The autobiographical elements that run through James Gray’s New York-set dramas are brought together in Armageddon Time, his portrait of the artist as a young man. Though the film thematises the artistic bourgeoning of the protagonist, 11-year-old Paul Graff (Banks Repeta), the director doesn’t adopt an alter ego in order to indulge in nostalgic self-mythologising – like, for instance, Paolo Sorrentino in his pompous The Hand of God – but to situate himself within and reflect on the legacy of racism in his country.
Produced in the wake of the Trump presidency, Armageddon Time is a film whose urgency of introspection feels impelled by the truths laid bare during those years. Gray has said that the narrative is very faithful to his real-life experiences. It’s a fortunate coincidence that he attended the same preparatory school in Queens as the former president – not only does it underline the film’s intended contemporary relevance, but also allows for delightfully villainous appearances by Trump’s father Fred (John Diehl) and eldest sister Maryanne (Jessica Chastain).
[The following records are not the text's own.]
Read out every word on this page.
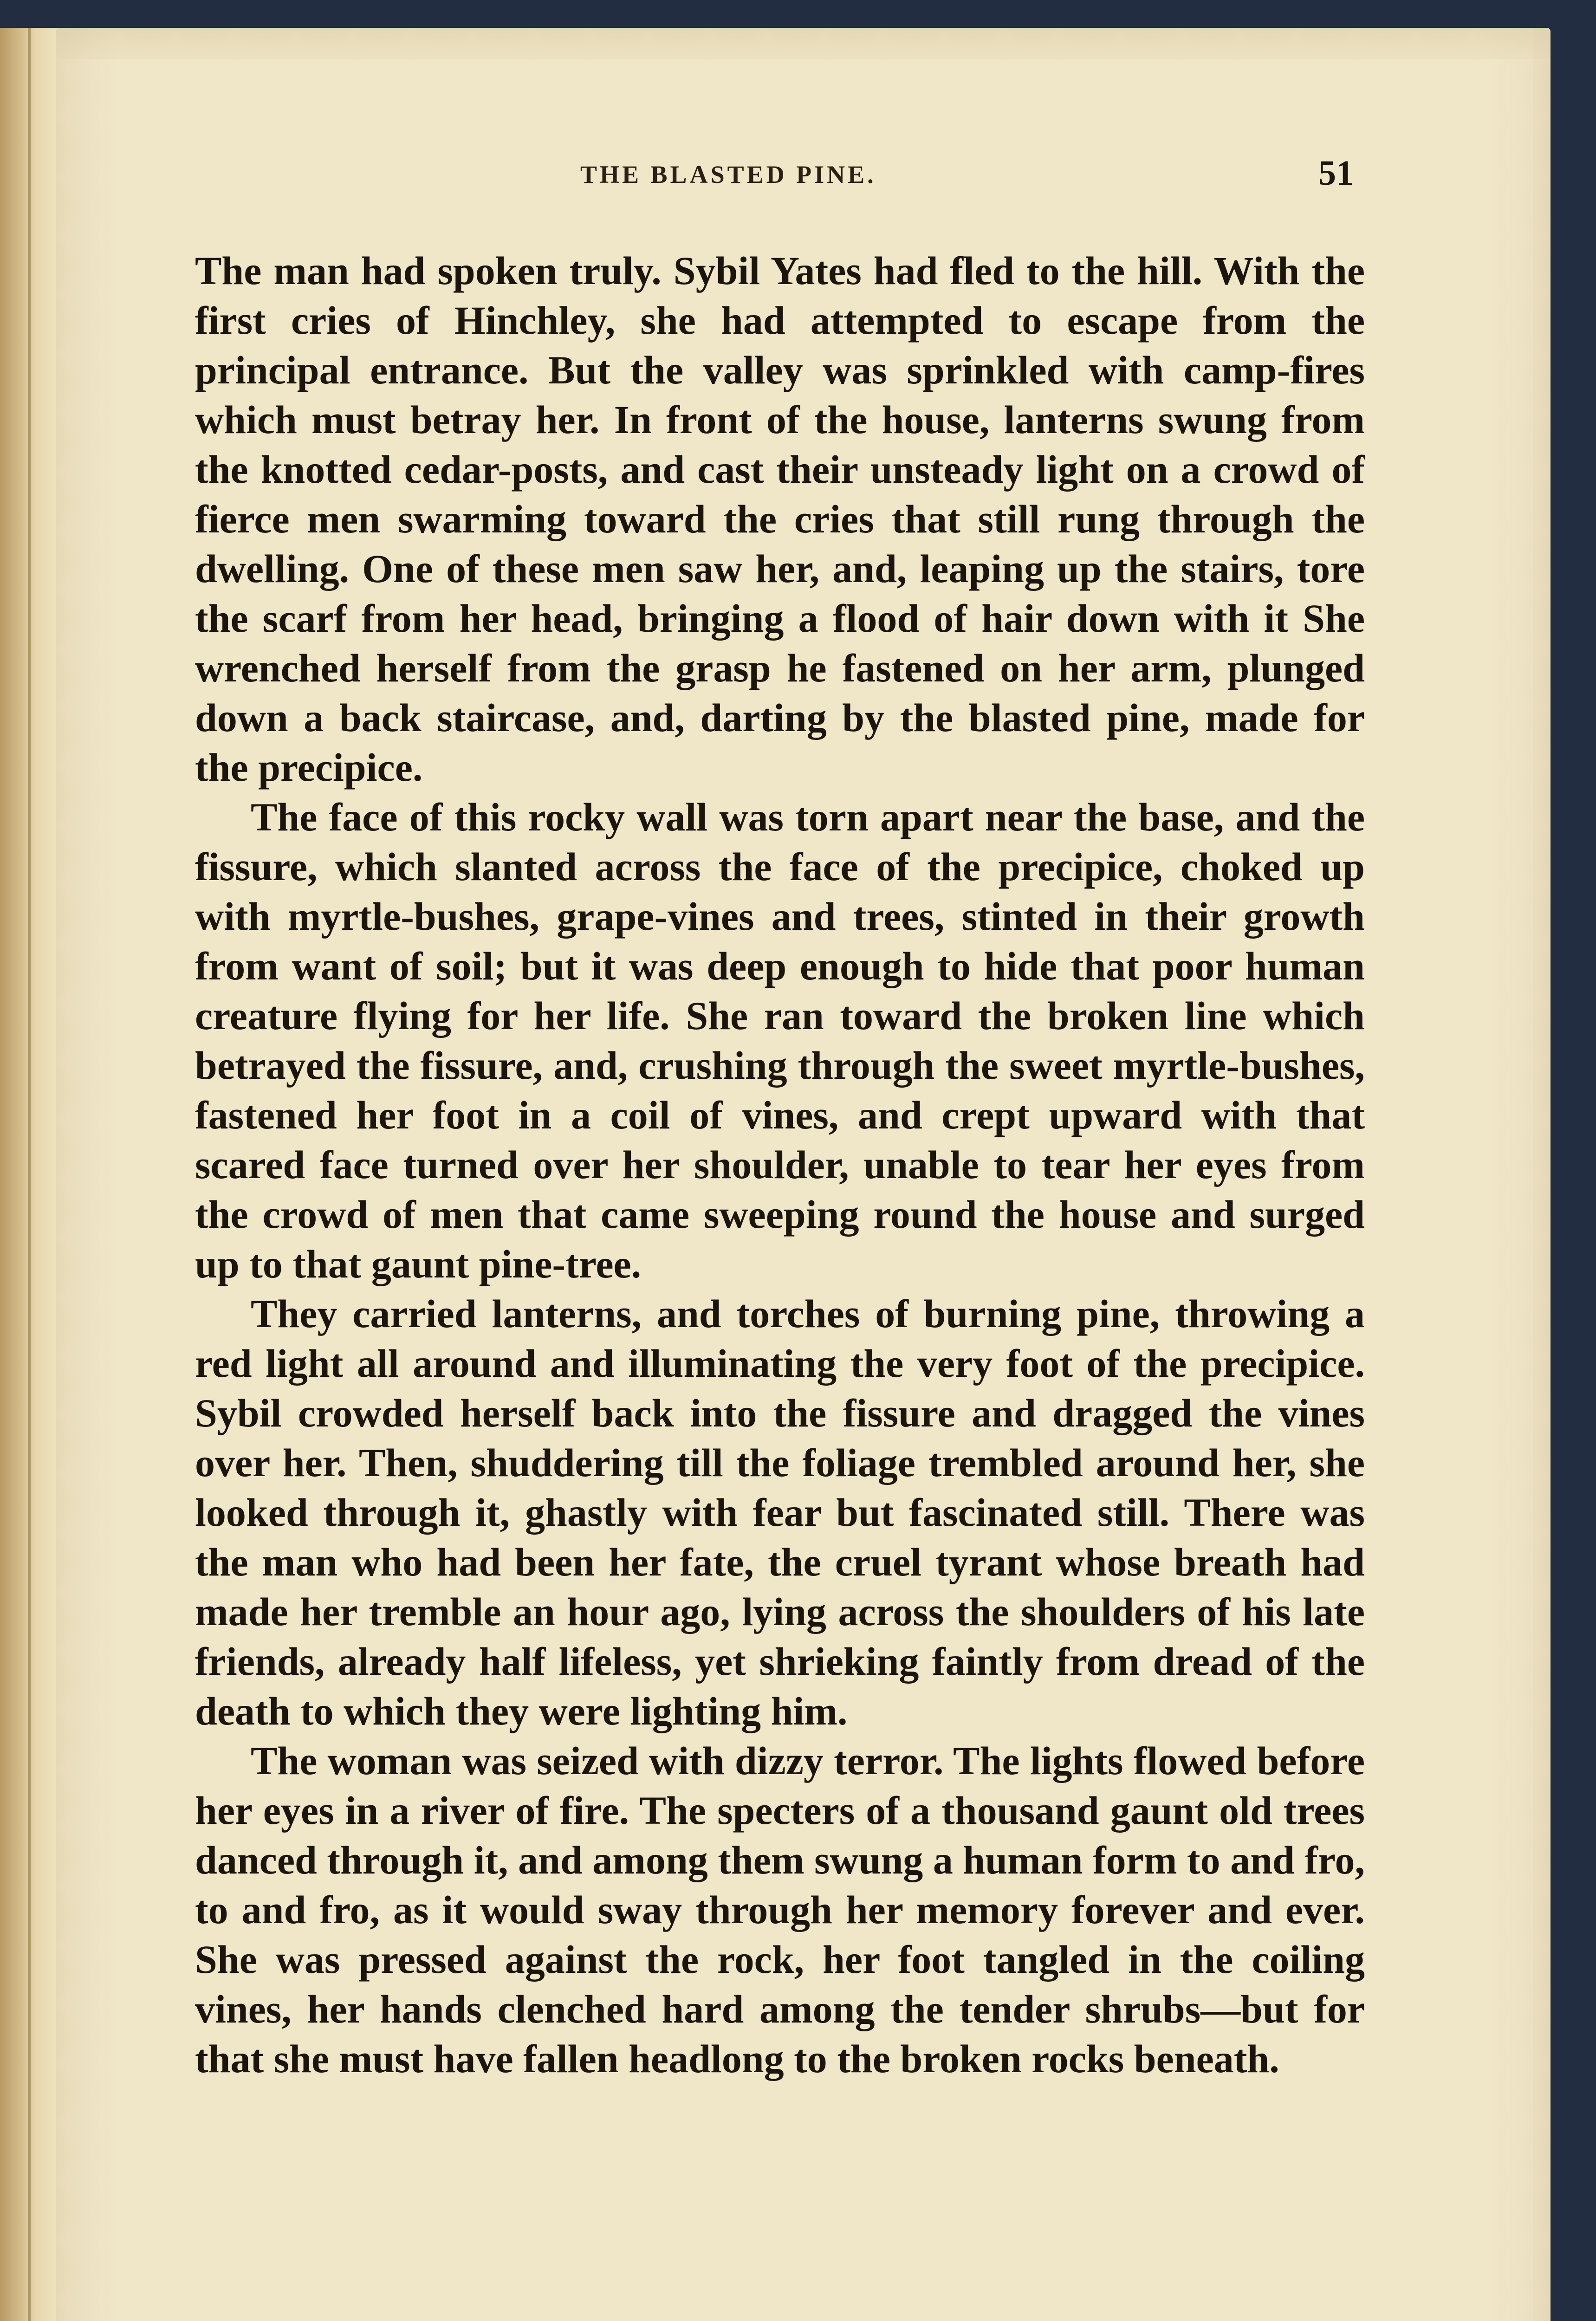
THE BLASTED PINE.	51

The man had spoken truly. Sybil Yates had fled to the hill. With the first cries of Hinchley, she had attempted to escape from the principal entrance. But the valley was sprinkled with camp-fires which must betray her. In front of the house, lanterns swung from the knotted cedar-posts, and cast their unsteady light on a crowd of fierce men swarming toward the cries that still rung through the dwelling. One of these men saw her, and, leaping up the stairs, tore the scarf from her head, bringing a flood of hair down with it She wrenched herself from the grasp he fastened on her arm, plunged down a back staircase, and, darting by the blasted pine, made for the precipice.

The face of this rocky wall was torn apart near the base, and the fissure, which slanted across the face of the precipice, choked up with myrtle-bushes, grape-vines and trees, stinted in their growth from want of soil; but it was deep enough to hide that poor human creature flying for her life. She ran toward the broken line which betrayed the fissure, and, crushing through the sweet myrtle-bushes, fastened her foot in a coil of vines, and crept upward with that scared face turned over her shoulder, unable to tear her eyes from the crowd of men that came sweeping round the house and surged up to that gaunt pine-tree.

They carried lanterns, and torches of burning pine, throwing a red light all around and illuminating the very foot of the precipice. Sybil crowded herself back into the fissure and dragged the vines over her. Then, shuddering till the foliage trembled around her, she looked through it, ghastly with fear but fascinated still. There was the man who had been her fate, the cruel tyrant whose breath had made her tremble an hour ago, lying across the shoulders of his late friends, already half lifeless, yet shrieking faintly from dread of the death to which they were lighting him.

The woman was seized with dizzy terror. The lights flowed before her eyes in a river of fire. The specters of a thousand gaunt old trees danced through it, and among them swung a human form to and fro, to and fro, as it would sway through her memory forever and ever. She was pressed against the rock, her foot tangled in the coiling vines, her hands clenched hard among the tender shrubs—but for that she must have fallen headlong to the broken rocks beneath.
The story takes place over two months in 1980, from the first day of school until the election of Ronald Reagan on 4 November, a momentous turning point that coincides with Paul’s loss of innocence. The personal and the historical are juxtaposed this way throughout. The Graffs, a Jewish family with Ukrainian roots, are presented as the personification of the American Dream: Paul’s great-grandmother fled persecution in the Ukraine for the UK, and his beloved grandfather Aaron (Anthony Hopkins) immigrated via Ellis Island to the US, where his family achieved a comfortable middle-class life. Aaron’s recollections of victimisation and struggle are removed from Paul’s own experience, but he finds them reflected in Johnny (Jaylin Webb), the sole Black pupil in his class at public school and a victim of constant antagonism by their teacher.
An instant rapport forms between Paul and Johnny. Working in digital for the first time – Gray had long been a vociferous holdout – the director and his DP Darius Khondji shoot New York in melancholic, autumnal hues, following the boys as they sneak away from a class trip, ride the graffitied subway, and exchange about their respective passions for drawing and space travel. The tone shifts dramatically after they’re caught smoking a joint at school. Paul’s parents (Anne Hathaway and Jeremy Strong) move him to the aforementioned private school and Johnny, who lives with his senile grandmother, eventually ends up on the streets to escape social services.
Both Repeta and Webb give performances of rare delicacy, meeting the considerable demands of the script. By telling the story through the perspective of children, Gray portrays American social injustice without the shroud of apathy and rationality that is acquired through maturity. When at film’s end they are violently confronted with the reality of white privilege, the contrast between Paul’s panicked incomprehension and his parents’ passivity is as eloquent as it is damning.